Review: Daring to Hope by Katie Davis Majors
Mission trips to Rwanda have made me interested in east Africa. For that reason, I was excited to read Katie Davis Majors’ Daring to Hope: Finding God’s Goodness in the Broken and the Beautiful.
In Daring to Hope, Katie shares stories from her life and ministry in Uganda that emphasize God’s goodness during those times in her life when God didn’t act the way she wanted God to. Throughout Daring to Hope, Katie continually wrestles with the question, “What do you do when God doesn’t show up in the way that you asked Him to?”
As she wrestles with her answer to this question, Katie tells stories that often appear hopeless. More often than not, they involve death and despair. In Katie's words, “I unknowingly believed that when things turned out well, God’s blessing was evident. And so I kept asking and waiting for the beauty to be revealed on my terms.”
When God doesn’t behave how Katie begs him to, she concludes, “This reality left me with two choices: either God is not actually who He says He is or He is and I needed to relearn how to know Him even in hardship.”
As Katie shares stories of brokenness, she weaves them together with various Scripture passages including Jacob wrestling with God, God providing a ram for Abraham when he’s asked to sacrifice Isaac, and the book of Habakkuk. As Katie wrestles with these scriptures, she learns, “A faith that trusts Him only when the ending is good is a fickle faith. A faith that trusts Him regardless of the outcome is real.”

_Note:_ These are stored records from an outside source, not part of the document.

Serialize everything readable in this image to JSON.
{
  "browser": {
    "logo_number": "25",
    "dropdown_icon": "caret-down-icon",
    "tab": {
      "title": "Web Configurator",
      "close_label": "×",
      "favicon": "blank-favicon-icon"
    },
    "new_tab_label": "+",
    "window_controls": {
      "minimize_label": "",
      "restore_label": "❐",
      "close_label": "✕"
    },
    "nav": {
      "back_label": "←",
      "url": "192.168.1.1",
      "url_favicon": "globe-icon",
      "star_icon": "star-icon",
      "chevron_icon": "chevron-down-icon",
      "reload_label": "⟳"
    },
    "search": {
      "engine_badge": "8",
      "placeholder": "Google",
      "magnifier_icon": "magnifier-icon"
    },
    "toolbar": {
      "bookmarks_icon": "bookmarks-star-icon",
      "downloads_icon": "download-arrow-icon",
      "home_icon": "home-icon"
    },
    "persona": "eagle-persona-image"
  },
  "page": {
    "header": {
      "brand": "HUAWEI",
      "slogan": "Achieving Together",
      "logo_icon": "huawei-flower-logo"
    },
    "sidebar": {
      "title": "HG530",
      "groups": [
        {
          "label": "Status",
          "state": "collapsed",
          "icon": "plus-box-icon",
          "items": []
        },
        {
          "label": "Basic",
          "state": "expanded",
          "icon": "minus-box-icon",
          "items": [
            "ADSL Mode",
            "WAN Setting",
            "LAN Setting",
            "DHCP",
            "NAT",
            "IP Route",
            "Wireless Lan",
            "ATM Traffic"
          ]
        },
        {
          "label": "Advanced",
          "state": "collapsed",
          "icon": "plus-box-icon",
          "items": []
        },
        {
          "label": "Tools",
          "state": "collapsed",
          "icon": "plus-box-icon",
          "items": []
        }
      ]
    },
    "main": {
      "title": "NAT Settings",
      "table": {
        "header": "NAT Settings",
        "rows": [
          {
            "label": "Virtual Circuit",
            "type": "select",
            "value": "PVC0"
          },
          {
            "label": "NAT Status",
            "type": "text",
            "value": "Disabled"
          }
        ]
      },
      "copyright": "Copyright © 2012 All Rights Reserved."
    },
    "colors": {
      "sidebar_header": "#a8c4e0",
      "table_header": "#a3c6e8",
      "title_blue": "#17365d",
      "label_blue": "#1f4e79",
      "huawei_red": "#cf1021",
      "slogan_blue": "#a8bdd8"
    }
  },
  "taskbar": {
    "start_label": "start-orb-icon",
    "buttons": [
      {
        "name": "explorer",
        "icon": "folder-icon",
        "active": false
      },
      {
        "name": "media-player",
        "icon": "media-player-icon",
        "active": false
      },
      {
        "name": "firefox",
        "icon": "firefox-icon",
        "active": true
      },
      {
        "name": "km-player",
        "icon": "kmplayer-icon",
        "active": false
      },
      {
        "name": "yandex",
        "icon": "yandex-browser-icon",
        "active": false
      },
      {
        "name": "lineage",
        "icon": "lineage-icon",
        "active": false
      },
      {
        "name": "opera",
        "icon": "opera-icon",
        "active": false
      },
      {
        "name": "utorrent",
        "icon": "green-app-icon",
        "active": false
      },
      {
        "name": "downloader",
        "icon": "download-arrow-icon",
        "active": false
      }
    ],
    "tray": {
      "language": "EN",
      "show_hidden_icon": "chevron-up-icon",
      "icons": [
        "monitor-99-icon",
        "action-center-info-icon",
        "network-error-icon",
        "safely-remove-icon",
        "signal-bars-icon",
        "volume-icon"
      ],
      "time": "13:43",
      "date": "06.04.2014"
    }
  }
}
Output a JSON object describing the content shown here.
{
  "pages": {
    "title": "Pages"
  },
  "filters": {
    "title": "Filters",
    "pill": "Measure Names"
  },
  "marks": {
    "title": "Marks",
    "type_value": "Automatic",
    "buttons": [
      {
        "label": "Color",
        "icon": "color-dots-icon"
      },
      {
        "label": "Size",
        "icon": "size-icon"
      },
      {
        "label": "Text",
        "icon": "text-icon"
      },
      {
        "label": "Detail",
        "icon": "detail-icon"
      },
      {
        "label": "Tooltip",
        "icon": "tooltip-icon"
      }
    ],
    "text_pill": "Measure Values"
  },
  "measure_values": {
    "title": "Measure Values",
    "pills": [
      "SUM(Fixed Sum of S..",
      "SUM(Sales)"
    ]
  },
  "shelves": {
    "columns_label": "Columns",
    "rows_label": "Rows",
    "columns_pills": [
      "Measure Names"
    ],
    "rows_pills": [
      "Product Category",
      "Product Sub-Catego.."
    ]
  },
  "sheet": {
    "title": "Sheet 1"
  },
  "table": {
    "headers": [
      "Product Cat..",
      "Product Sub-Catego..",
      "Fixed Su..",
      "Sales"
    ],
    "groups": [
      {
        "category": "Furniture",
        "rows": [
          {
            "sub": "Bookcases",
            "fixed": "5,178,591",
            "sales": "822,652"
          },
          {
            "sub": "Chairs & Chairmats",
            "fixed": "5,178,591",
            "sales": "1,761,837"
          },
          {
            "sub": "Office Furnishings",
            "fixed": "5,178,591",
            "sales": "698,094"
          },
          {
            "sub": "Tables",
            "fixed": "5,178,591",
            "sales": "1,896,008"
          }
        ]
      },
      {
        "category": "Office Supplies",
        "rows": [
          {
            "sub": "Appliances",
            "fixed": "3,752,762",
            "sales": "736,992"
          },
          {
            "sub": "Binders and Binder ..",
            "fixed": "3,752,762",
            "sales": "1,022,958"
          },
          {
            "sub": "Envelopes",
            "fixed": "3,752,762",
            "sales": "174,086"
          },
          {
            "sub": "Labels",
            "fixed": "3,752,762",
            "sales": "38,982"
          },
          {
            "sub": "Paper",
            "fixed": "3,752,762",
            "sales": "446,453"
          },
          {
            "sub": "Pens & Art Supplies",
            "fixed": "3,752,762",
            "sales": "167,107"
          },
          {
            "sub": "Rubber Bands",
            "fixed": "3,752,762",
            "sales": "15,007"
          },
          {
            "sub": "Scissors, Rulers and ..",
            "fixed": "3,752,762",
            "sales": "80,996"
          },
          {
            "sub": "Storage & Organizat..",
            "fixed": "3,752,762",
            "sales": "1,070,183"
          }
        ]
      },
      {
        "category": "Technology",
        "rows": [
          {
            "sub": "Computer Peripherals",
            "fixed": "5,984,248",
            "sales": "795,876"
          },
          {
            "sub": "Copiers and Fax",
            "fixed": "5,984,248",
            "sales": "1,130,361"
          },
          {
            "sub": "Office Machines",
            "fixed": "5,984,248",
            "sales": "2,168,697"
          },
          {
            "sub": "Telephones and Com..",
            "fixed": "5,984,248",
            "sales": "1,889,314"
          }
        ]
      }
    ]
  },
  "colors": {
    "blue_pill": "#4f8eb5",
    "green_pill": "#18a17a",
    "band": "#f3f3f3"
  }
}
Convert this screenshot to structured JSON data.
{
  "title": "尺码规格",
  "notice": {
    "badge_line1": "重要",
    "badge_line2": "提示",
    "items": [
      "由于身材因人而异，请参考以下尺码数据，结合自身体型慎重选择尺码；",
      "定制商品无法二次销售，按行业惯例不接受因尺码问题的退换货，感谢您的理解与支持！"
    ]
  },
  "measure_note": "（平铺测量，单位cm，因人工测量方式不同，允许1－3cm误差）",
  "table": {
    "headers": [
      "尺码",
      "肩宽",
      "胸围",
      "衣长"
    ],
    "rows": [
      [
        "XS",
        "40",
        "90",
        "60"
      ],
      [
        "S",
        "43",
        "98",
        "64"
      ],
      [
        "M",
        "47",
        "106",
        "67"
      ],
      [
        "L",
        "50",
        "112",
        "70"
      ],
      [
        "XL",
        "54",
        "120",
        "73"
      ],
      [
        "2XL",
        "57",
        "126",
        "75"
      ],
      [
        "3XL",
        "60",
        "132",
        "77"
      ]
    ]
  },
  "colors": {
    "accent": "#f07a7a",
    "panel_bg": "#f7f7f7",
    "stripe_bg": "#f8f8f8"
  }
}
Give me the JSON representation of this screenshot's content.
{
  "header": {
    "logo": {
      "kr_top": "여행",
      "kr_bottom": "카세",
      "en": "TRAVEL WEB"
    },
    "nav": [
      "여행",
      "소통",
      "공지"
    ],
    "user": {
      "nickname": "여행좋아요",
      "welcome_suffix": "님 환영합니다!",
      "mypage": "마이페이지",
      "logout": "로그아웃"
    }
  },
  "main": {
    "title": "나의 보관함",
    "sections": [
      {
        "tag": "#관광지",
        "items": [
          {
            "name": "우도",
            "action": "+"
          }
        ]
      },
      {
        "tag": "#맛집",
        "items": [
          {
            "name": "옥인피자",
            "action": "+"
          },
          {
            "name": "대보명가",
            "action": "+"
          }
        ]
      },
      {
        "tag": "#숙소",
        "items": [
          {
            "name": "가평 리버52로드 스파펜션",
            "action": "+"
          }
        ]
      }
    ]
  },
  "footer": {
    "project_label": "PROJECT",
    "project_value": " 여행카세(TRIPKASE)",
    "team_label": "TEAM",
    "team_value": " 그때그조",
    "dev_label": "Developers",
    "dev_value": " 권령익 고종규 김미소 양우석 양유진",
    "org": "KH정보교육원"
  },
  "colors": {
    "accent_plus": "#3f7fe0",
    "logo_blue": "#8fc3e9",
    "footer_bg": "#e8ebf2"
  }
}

Some of the most powerful stories Katie shares in Daring to Hope are those that involve her in someone else’s healing. In her words, “Jesus was to bring about my own healing by drawing me into someone else’s.”
As Katie walks with others, she realizes, “Maybe we are not called to alleviate suffering (as I had once imagined) as much as we are called to enter into the suffering of others and walk with them through it. We mourn with those who mourn, we weep with those who weep, we cry out with them for something better.” Katie goes on to explain, “The most powerful thing we can do for another person is not to try to fix his or her pain or make it go away but to acknowledge it. I cannot heal… But I can be a witness.”
Overall, despite how much I love memoir, I found Daring to Hope to be a slow read, perhaps because I never read Katie’s Kisses from Katie. As a result, I was unfamiliar with the earlier parts of Katie's story and therefore not as invested in her journey as other people might be. That said, those who are already familiar with Katie’s story will surely enjoy Daring to Hope, as will those who are currently experiencing difficult times. To them, Katie’s story will inspire.
Disclosure: I received a free copy of Daring to Hope from Blogging for Books in exchange for a fair and honest review.